AndreaNobili
AndreaNobili

Reputation: 43077

How exactly works this Node.js exports\require staatements?

I am pretty new in nodeJS and JS technologies in general (I came from Java). I am working on the following simple code and I have the following doubt about how this require statement actually works:

I have this file containing some mocha test code:

const assert = require('assert');
const ganache = require('ganache-cli');
const Web3 = require('web3');       // It is a constructor

const web3 = new Web3(ganache.provider());

const { interface, bytecode } = require('../compile');

let accounts;
let inbox;


beforeEach(async () => {
    // Get a list of all accounts:
    accounts = await web3.eth.getAccounts()         // use the web3 module to interact with ETH cryupto
       
    // Use one of these accounts to deploy the contract:
    inbox = await new web3.eth.Contract(JSON.parse(interface))
                    .deploy({ data: bytecode, arguments: ['Hi there!'] })
                    .send({ from: accounts[0], gas: '1000000' })
});

describe('Inbox', () => {
    it('depploys a contract', () => {
        console.log(accounts);
        console.log(inbox);
    });
});

As you can see I have this line:

const { interface, bytecode } = require('../compile');

from what I can understand it is creating a JS object (please, correct me if I am doing wrong assertion) containing two fields retrieved by the ../compile "module" (in it compile a module?)

And here I have the following doubts: I suppose that it is related to the compile.js file that I have into the parent folder (parent related to the mocha script folder). This compile.js folder contains the following code:

const path = require('path');
const fs = require('fs');
const solc = require('solc');

const inboxPath = path.resolve(__dirname, 'contracts', 'Inbox.sol');
const source = fs.readFileSync(inboxPath, 'utf-8');


console.log(solc.compile(source, 1).contracts[':Inbox']);    
module.exports = solc.compile(source, 1).contracts[':Inbox'];

The only thing that I can think is that this solc.compile(source, 1).contracts[':Inbox'] is an object containing some fields including these interface and bytcode fields.

So if I well understood it should works in this way:

But what exactly means this user of the require() statment? It means: take what was exported by the compile.js file? If so what is exported is a JavaScript object containing these interface and bytcode fields that are set as const.

Is it correct or am I missing something?

Upvotes: 0

Views: 96

Answers (2)

Arkin Solomon
Arkin Solomon

Reputation: 605

Yes you would be correct. It returns whatever module.exports is defined as, which you can assign just as you would any variable. By default it is {}, an empty object. But if I wanted to export a function, I would do this:

module.exports.myFunc = function(a){
  console.log(a);
}

Now module.exports has the value {myFunc: Function()}. So when I import the module from another file:

const myFile = require('./myFile');
myFile.myFunc("Hello there!"); //Prints: Hello there!

When you get a function by name within curly braces, you're destructuring the object, take a look at the MDN Web Docs.
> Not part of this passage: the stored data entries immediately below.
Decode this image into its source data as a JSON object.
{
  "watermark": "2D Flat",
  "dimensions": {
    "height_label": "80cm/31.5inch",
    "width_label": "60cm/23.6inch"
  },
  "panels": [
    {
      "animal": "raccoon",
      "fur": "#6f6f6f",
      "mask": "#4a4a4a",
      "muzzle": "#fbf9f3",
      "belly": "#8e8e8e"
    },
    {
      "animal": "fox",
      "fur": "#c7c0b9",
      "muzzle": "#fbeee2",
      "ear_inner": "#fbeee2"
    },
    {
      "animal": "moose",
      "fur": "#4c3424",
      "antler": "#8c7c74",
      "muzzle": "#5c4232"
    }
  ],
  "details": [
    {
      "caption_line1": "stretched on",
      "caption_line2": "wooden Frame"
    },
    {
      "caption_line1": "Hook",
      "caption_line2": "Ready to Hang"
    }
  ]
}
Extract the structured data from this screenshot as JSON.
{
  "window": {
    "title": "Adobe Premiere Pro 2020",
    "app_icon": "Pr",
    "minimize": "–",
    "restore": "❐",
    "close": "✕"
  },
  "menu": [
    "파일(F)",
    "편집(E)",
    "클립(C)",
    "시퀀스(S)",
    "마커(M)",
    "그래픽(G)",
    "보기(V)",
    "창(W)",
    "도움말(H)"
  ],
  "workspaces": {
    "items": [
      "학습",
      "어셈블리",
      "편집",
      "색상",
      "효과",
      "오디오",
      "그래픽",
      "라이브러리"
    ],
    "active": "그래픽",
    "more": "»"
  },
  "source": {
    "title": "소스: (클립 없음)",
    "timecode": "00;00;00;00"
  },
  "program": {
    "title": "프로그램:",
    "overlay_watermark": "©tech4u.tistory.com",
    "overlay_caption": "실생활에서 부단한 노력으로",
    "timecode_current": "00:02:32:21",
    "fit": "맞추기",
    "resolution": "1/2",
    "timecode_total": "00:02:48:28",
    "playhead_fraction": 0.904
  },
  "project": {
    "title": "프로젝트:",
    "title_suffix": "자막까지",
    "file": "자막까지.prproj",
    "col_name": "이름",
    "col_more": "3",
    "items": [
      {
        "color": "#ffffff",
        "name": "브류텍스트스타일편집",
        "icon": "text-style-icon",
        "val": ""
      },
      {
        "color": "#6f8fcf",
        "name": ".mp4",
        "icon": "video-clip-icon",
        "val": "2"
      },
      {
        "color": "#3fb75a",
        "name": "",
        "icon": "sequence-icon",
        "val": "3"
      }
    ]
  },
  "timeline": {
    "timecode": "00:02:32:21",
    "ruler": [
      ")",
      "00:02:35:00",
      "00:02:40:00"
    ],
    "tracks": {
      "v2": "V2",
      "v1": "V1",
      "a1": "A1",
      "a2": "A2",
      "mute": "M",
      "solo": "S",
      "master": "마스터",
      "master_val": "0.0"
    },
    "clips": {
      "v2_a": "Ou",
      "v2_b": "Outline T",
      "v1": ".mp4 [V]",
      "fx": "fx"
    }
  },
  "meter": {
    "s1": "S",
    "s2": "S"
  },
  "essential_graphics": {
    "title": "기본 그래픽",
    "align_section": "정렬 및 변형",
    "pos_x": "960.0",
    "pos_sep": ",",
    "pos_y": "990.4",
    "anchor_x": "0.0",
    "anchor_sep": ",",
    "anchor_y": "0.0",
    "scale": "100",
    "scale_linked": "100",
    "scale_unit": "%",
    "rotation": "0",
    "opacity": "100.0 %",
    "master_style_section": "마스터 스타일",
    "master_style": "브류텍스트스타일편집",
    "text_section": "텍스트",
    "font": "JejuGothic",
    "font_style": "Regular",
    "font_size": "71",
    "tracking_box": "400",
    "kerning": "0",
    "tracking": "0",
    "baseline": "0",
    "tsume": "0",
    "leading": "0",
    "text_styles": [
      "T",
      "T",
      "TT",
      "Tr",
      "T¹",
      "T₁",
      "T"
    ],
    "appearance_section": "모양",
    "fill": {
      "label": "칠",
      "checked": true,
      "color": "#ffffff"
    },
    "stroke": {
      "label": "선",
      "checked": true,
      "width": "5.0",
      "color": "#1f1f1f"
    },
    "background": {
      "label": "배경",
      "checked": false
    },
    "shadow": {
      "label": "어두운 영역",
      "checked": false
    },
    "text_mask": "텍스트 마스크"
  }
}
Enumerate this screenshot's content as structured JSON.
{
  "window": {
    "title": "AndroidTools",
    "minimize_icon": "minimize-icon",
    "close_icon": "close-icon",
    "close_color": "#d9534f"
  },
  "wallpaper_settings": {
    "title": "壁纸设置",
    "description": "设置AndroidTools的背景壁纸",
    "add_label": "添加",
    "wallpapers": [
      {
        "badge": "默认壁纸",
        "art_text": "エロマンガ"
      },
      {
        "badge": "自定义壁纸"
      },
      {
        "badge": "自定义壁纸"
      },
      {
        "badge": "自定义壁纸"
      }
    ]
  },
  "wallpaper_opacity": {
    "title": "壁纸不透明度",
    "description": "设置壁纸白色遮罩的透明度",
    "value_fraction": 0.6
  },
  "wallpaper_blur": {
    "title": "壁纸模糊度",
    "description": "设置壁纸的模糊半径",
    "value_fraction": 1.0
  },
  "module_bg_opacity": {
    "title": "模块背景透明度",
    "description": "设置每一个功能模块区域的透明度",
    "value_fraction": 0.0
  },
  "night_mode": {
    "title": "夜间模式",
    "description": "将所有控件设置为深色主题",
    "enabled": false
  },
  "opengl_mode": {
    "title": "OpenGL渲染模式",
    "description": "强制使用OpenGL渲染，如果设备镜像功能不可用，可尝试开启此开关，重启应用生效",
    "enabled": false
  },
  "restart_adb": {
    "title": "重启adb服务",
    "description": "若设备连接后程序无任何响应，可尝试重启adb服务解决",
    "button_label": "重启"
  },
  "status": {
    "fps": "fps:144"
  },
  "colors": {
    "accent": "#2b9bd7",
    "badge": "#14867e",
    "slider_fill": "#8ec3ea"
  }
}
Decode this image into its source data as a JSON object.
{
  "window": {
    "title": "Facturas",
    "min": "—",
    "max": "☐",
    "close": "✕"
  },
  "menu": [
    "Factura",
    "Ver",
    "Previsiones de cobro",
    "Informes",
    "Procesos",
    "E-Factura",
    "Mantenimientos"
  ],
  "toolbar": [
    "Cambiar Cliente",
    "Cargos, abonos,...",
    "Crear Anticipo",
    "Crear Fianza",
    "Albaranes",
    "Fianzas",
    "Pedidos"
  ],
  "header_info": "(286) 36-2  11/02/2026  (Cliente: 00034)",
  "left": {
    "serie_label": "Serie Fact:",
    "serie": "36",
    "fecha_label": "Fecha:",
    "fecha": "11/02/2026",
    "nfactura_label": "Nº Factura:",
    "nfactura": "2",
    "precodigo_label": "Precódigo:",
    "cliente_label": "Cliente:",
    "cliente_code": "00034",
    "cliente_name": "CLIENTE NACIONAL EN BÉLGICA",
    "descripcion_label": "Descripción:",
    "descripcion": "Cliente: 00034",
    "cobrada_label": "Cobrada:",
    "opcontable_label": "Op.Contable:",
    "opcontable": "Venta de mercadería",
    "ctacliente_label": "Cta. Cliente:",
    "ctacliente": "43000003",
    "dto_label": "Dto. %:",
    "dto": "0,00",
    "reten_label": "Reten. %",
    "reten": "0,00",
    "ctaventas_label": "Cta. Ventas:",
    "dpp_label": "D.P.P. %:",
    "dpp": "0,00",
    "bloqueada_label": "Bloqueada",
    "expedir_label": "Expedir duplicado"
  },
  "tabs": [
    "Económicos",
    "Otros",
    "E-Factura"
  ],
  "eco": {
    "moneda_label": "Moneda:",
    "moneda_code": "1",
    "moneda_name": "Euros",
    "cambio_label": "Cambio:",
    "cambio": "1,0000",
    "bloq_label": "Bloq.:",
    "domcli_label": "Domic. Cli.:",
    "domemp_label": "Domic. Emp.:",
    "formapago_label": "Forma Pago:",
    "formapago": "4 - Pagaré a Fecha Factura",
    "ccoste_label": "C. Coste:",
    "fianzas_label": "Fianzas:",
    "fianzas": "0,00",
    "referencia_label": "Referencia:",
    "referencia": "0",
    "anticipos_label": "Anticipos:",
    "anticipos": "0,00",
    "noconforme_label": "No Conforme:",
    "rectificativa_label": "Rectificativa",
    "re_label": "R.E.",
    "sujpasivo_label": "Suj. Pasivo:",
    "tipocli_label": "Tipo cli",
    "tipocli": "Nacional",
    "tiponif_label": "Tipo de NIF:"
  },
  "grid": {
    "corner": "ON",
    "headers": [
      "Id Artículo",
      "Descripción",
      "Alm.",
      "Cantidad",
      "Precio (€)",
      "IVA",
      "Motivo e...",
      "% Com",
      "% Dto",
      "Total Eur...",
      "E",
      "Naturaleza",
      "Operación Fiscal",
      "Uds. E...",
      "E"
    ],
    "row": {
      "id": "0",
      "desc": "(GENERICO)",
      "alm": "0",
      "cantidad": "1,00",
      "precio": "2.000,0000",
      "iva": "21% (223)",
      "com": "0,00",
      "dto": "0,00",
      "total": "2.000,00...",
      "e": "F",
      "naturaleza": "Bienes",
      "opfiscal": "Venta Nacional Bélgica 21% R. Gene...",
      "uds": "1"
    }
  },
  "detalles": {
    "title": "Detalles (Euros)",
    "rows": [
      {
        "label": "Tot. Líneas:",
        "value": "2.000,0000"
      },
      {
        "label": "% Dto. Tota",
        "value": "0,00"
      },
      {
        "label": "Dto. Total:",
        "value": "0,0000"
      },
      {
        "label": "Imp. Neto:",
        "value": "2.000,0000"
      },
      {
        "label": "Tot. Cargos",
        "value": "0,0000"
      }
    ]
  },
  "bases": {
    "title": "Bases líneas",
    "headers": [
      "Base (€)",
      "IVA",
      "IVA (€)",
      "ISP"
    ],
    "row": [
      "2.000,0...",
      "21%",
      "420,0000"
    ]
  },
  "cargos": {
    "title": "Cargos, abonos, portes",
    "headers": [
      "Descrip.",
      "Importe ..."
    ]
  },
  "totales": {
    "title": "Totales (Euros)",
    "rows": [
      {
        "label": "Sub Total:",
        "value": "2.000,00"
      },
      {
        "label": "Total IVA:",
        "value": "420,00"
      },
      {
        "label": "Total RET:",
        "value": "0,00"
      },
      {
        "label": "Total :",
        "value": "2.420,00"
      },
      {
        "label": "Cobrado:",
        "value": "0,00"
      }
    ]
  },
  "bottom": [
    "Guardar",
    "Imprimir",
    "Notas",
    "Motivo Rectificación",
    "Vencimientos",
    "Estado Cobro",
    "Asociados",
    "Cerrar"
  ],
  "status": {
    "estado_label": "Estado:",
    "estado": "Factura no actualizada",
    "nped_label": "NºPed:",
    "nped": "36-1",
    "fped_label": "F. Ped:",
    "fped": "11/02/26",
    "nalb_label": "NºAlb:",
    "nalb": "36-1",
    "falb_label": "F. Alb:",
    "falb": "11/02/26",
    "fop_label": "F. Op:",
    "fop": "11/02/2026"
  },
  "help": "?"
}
So when you have const { interface, bytecode } = require("../compile"); you're getting the interface and bytecode properties of the compile module. So you would be correct, that:

solc.compile(source, 1).contracts[':Inbox'];

has fields which include interface and bytecode.

{
  interface: Function(),
  bytecode: Function()
}

If you import without destructuring the require statement, you could refer to its properties as any other object.

const compile = require("../compile");
compile.interface();
compile.bytecode();

You can set module.exports to anything, a string, a class, a function. For instance if you exported a string in myFile.js as such: module.exports = "foobar";, and you imported the file:

const myFile = require("./myFile");
console.log(myFile); //Prints: foobar

Upvotes: 1

Nicholas Carey
Nicholas Carey

Reputation: 74375

You might want to read the documentation for CommonJS modules:

https://nodejs.org/dist/latest-v16.x/docs/api/modules.html

It lays out for you what require() does.